Un altro punto cruciale, spiega Sofia, è “non accettare umiliazioni, di nessun tipo: dal ‘sei brutta’, o ‘sei proprio ingrassata’, o ‘non capisci niente, lascia fare a me’: sono un modo per metterci sotto, per uccidere la stima e il rispetto che abbiamo di noi stesse”. E siccome l’unione fa la forza, “non accettiamo di lasciarci separare dai nostri amici e familiari. Un lui violento ci vorrebbe sole, dipendenti da lui e indifese. Sta a noi non permetterglielo”. Alla fine, la soluzione è una sola: “Scappare senza esitazioni, anche lasciandosi alle spalle i figli se non possiamo portarli con noi; ci sarà tempo per tornare indietro, passata la prima emergenza, e riprenderli”. L’aiuto più vicino è quello offerto dai centri violenza: ce ne sono moltissimi sul territorio e in ogni caso c’è sempre il numero nazionale antiviolenza e antistalking, 1522, promosso dalla Presidenza del Consiglio dei ministri.

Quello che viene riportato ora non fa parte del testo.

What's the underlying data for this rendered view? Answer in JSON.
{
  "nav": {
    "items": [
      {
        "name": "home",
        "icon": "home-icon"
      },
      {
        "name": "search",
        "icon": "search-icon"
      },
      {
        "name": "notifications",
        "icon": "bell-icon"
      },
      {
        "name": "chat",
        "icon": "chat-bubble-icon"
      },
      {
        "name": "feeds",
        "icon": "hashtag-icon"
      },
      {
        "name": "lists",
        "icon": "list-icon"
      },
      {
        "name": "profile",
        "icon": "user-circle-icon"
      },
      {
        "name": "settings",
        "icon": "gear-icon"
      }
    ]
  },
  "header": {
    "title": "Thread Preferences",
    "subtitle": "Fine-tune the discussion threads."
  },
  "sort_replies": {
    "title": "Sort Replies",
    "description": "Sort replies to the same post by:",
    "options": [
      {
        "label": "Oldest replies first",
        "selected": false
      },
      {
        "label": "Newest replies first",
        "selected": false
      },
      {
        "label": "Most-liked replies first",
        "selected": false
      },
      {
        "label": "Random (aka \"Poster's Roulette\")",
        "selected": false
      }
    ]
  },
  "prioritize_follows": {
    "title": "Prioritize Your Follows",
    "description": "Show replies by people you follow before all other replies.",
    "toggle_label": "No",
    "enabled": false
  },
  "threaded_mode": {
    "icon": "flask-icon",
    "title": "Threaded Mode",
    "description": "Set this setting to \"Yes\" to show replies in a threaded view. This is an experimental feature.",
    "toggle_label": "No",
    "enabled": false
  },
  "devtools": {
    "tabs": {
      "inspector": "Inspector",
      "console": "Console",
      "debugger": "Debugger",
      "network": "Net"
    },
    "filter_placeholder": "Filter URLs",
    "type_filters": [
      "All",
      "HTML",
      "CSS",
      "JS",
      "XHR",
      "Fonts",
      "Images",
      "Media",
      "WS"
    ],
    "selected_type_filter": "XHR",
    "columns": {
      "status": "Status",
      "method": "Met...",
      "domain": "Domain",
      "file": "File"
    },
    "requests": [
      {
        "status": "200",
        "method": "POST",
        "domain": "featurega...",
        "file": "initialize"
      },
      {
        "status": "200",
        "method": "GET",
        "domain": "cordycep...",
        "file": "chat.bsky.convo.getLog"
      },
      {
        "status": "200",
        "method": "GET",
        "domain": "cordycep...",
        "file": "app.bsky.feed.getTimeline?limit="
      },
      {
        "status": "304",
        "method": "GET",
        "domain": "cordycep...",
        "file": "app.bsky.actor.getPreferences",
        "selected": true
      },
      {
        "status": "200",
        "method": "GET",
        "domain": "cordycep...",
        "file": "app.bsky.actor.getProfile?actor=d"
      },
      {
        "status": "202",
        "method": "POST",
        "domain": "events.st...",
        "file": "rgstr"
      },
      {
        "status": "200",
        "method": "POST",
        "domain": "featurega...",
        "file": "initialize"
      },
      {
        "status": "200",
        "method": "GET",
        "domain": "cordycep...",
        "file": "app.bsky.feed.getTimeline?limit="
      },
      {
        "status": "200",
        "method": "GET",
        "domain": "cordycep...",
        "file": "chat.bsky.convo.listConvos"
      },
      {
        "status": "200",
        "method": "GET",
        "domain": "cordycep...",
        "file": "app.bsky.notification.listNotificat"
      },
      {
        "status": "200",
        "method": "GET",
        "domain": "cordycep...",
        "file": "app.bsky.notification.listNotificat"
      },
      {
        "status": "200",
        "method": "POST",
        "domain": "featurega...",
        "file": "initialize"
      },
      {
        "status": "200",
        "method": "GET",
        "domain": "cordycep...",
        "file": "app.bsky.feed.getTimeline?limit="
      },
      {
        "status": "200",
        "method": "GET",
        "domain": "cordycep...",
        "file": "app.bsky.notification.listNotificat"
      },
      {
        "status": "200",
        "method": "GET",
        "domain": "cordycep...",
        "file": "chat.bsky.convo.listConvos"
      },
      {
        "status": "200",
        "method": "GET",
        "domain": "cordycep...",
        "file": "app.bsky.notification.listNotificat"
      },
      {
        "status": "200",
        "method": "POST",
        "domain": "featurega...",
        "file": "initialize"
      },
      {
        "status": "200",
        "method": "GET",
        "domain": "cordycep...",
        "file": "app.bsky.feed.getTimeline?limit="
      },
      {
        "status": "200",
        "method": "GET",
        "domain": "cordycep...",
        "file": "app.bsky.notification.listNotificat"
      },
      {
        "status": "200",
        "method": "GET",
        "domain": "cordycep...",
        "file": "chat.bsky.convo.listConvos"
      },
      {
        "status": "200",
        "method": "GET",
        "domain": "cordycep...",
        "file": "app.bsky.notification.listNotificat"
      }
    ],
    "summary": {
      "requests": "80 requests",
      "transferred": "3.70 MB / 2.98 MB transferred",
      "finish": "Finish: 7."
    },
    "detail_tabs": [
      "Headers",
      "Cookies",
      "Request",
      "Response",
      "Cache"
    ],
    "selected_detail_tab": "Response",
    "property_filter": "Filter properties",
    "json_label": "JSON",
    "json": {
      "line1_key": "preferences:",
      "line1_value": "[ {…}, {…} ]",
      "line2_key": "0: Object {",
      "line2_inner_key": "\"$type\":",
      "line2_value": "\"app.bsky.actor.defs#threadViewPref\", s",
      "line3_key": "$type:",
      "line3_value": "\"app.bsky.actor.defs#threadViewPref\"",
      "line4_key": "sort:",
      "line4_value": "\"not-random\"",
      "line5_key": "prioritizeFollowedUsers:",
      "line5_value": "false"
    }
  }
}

In conclusione, Sofia ha ancora un messaggio: nonostante tutto quello che le è capitato, non ha smesso di credere nell’amore. “Amo l’amore”, dice “e credo che, se si tratta di amore sano, è davvero un valore aggiunto alla vita. Attenzione però: quando si ama qualcuno non si diventa la sua metà, o la sua mezza mela: ognuno rimane pieno e intero. L’amore è semmai un accompagnamento alla vita in cui ciascuno resta sé e continua ad amare se stesso, insieme all’altro”.